This bibliography lists Ada, APT (a numerical control language), Basic, C, C++, Cobol, Common Lisp, Dibol, Forth, Fortran, Mumps/M, PANCM, Pascal, PL/B (aka Databus), PL/I, Rexx, Smalltalk, SQL. There are lots of drafts, versions, subsets, extensions, bindings, modules, etc. In addition, googling pops up an ANSI version of APL.

The ISO languages are Ada, APL, C, C++, Cobol, Fortran, ISLisp, and Prolog.


The IEEE has also released PL standards. I don't know of many languages that have had them, but I do know that Scheme had one, but didn't renew it, and Verilog has a series of standards.

my intent

to find languages which aren't likely to have the rug pulled out from under them like Java, because they have well accepted standards by reputable establishments. as opposed to being owned solely by a private company. the JVM might be a convenient implementation target for a compiler or interpreter but it has been proven recently that it is not a very open one. whereas ANSI C isn't going to suddenly disappear and you are free to implement some or all off it's standard without oversight by a privately held company.

It doesn't help all that much

Big companies can push their products through standards processes if they are willing to be open enough, and sometimes even if they aren't.
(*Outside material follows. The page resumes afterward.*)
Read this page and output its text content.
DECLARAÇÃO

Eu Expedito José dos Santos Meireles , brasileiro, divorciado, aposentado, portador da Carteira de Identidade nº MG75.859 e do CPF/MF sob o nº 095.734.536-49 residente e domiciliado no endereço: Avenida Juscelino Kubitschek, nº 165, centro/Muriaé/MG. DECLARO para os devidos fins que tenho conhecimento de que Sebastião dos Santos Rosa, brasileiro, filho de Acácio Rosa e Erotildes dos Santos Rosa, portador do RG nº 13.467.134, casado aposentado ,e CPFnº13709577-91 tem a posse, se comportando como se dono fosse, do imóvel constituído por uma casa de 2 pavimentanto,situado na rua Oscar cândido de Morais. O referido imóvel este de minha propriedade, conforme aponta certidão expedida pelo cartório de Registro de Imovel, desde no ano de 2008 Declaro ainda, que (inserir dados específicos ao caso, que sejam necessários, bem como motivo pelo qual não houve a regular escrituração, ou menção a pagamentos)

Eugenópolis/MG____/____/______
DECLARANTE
E.g., C# has an ISO standard. What happens to the language if Microsoft feels compelled —hard to believe, I know, but did you predict Sun being acquired by Oracle five years ago?— to end all business and support relationships to do with the language?

I feel that my answer is veering off towards the territory of our rival, Lambda the Ultimate Business Blog. Try not to follow me too far.

I don't know

Definitely seems like C is a better choice than the JVM as a target. At least from this perspective. I expected at some point the JVM would end badly in some way, I couldn't have forseen obviously that Oracle would purchase Sun. Right now it seems like there are a lot of people really legitimately upset about this who are hunting around for what they want to replace Java with. What I want is to find a language implementation target for the long term which has a much lower likely hood of causing me problems. My point is now all of these implementations: Clojure, Groovy, JRuby, Jython, Rhino, Scala are in a very bad position for future adoption, as the JVM has now become risky. This isn't about business, it's about being practical, planning and making rational choices.